Android équipe 69 % des appareils mobiles dans le monde selon StatCounter. La question n’est plus de savoir si Google reproduira le schéma condamné. La question est de savoir si l’Europe frappera avant que le marché de l’IA ne soit verrouillé, ou huit ans après, comme d’habitude. L’arrêt de ce 2 juillet donne à Bruxelles les armes. Reste la vitesse.
4,1 milliards pour solde de tout compte sur le monde d’avant. Le monde d’après s’appelle Aluminium, il arrive avec Gemini préinstallé, et son procès a déjà commencé sans lui.
Mes sources pour que tu puisses aller plus loin
Next : https://next.ink/brief-article/google-vs-europe-la-cjue-confirme-lamende-de-41-milliards-deuros/
Paperjam : https://paperjam.lu/article/google-definitivement-condamne-a-4-1-milliards-deuros-par-la-cjue
The Next Web (DMA et assistants IA) : https://thenextweb.com/news/google-eu-android-gemini-rivals-dma
The Next Web (arrêt CJUE) : https://thenextweb.com/news/google-loses-final-appeal-over-record-e4-1-billion-eu-android-fine
Chrome Unboxed (documents judiciaires Aluminium) : https://chromeunboxed.com/court-documents-reveal-chromeos-will-be-phased-out-in-the-next-decade/
Bloomberg : https://www.bloomberg.com/news/articles/2026-07-02/google-loses-eu-court-fight-over-4-1-billion-android-fine
FAQ :
Qu’est-ce que le biais de statu quo consacré par la CJUE ?
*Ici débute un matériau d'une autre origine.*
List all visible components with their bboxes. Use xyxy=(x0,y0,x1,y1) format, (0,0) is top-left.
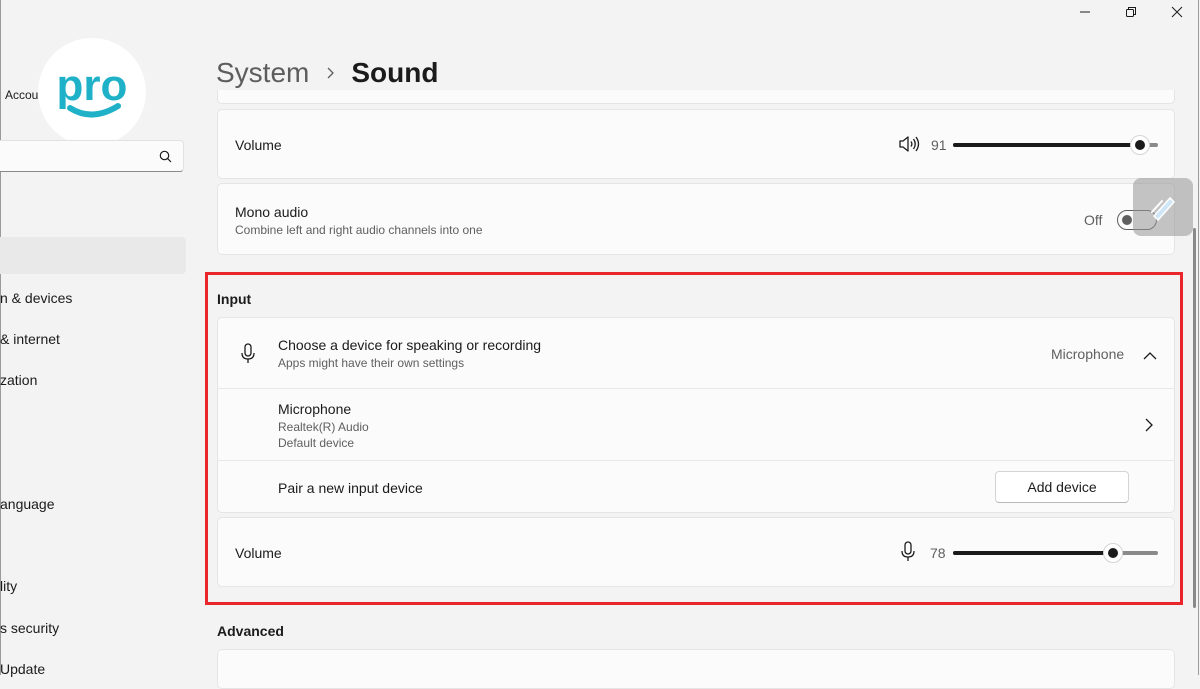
minimize-icon xyxy=(1080,11,1090,13)
output-volume-value: 91 xyxy=(931,137,947,153)
breadcrumb: System Sound xyxy=(216,55,438,91)
sidebar-item-time-language[interactable]: anguage xyxy=(0,496,55,512)
sidebar-item-personalization[interactable]: zation xyxy=(0,372,37,388)
pro-logo: pro xyxy=(38,38,146,146)
device-status: Default device xyxy=(278,436,355,450)
device-driver: Realtek(R) Audio xyxy=(278,420,369,434)
previous-card-edge xyxy=(217,90,1175,104)
sidebar-item-privacy-security[interactable]: s security xyxy=(0,620,59,636)
microphone-device-row[interactable]: Microphone Realtek(R) Audio Default devi… xyxy=(218,389,1174,460)
input-volume-card: Volume 78 xyxy=(217,517,1175,587)
sidebar: Accou pro n & devices & internet zation … xyxy=(0,0,200,677)
page-title: Sound xyxy=(351,57,439,88)
input-volume-value: 78 xyxy=(930,545,946,561)
selected-input-device[interactable]: Microphone xyxy=(1051,346,1124,362)
advanced-card xyxy=(217,649,1175,689)
input-volume-label: Volume xyxy=(235,545,282,561)
output-volume-card: Volume 91 xyxy=(217,109,1175,179)
add-device-button[interactable]: Add device xyxy=(995,471,1129,503)
input-volume-thumb[interactable] xyxy=(1102,543,1123,563)
window-controls xyxy=(1062,0,1200,24)
mono-audio-state: Off xyxy=(1084,212,1103,228)
scrollbar[interactable] xyxy=(1193,228,1196,608)
account-name: Accou xyxy=(5,88,39,102)
input-volume-slider[interactable] xyxy=(953,543,1158,563)
choose-device-label: Choose a device for speaking or recordin… xyxy=(278,337,542,353)
close-icon xyxy=(1171,6,1183,18)
row-divider xyxy=(218,460,1174,461)
pair-device-label: Pair a new input device xyxy=(278,480,423,496)
microphone-icon[interactable] xyxy=(900,541,916,568)
breadcrumb-parent[interactable]: System xyxy=(216,57,309,89)
sidebar-item-selected[interactable] xyxy=(0,237,186,274)
chevron-right-icon xyxy=(325,67,335,79)
sidebar-item-accessibility[interactable]: lity xyxy=(0,578,17,594)
output-volume-thumb[interactable] xyxy=(1129,135,1150,155)
search-box[interactable] xyxy=(0,140,184,172)
mono-audio-description: Combine left and right audio channels in… xyxy=(235,223,483,237)
mono-audio-label: Mono audio xyxy=(235,204,309,220)
input-device-card: Choose a device for speaking or recordin… xyxy=(217,317,1175,513)
chevron-right-icon xyxy=(1144,418,1154,437)
advanced-section-title: Advanced xyxy=(217,623,284,639)
output-volume-slider[interactable] xyxy=(953,135,1158,155)
restore-button[interactable] xyxy=(1108,0,1154,24)
sidebar-item-bluetooth-devices[interactable]: n & devices xyxy=(0,290,72,306)
svg-text:pro: pro xyxy=(57,61,128,110)
mono-audio-card: Mono audio Combine left and right audio … xyxy=(217,183,1175,255)
choose-device-description: Apps might have their own settings xyxy=(278,356,465,370)
pro-logo-mark: pro xyxy=(57,61,128,118)
output-volume-fill xyxy=(953,143,1140,147)
minimize-button[interactable] xyxy=(1062,0,1108,24)
device-name: Microphone xyxy=(278,401,352,417)
close-button[interactable] xyxy=(1154,0,1200,24)
toggle-knob xyxy=(1122,215,1132,225)
input-volume-fill xyxy=(953,551,1113,555)
search-icon[interactable] xyxy=(159,150,172,168)
output-volume-label: Volume xyxy=(235,137,282,153)
speaker-icon[interactable] xyxy=(898,135,920,158)
microphone-icon xyxy=(240,343,256,370)
sidebar-item-network-internet[interactable]: & internet xyxy=(0,331,60,347)
restore-icon xyxy=(1126,7,1136,17)
chevron-up-icon[interactable] xyxy=(1143,348,1157,366)
pen-overlay-icon[interactable] xyxy=(1133,178,1193,236)
input-section-title: Input xyxy=(217,291,252,307)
C’est le constat qu’une application préinstallée bénéficie d’un avantage structurel : les utilisateurs conservent par inertie ce qui est installé d’usine, indépendamment de la qualité des alternatives. La Cour a jugé que Google en avait fait une arme anticoncurrentielle via la préinstallation obligatoire de Search et Chrome.
Quel est le lien entre cet arrêt et Aluminium OS ?
Aucune procédure ne vise Aluminium OS, qui n’est pas encore sorti. Mais l’arrêt fige la jurisprudence sur la préinstallation et les accords antifragmentation au moment où Google prépare son OS unifié fusionnant ChromeOS et Android, avec Gemini intégré en profondeur. Bruxelles disposera d’une grille de lecture juridique déjà validée par sa plus haute cour.
Pourquoi parler d’un étau juridique asymétrique pour Google ?
Aux États-Unis, le jugement antitrust a exempté ChromeOS et son successeur de certaines restrictions d’auto-préférence. En Europe, l’arrêt de la CJUE et le DMA offrent au contraire des outils rodés et rapides contre la préinstallation abusive. Le futur OS de Google sera plus libre à l’ouest qu’à l’est.
Gemini est-il menacé par les procédures européennes ?
Deux procédures DMA ouvertes le 27 janvier 2026 visent directement l’écosystème Gemini : l’une exige l’interopérabilité des assistants IA concurrents avec les fonctions d’Android que Gemini se réserve, l’autre impose le partage des données de Google Search. La décision contraignante sur l’interopérabilité est attendue en juillet 2026.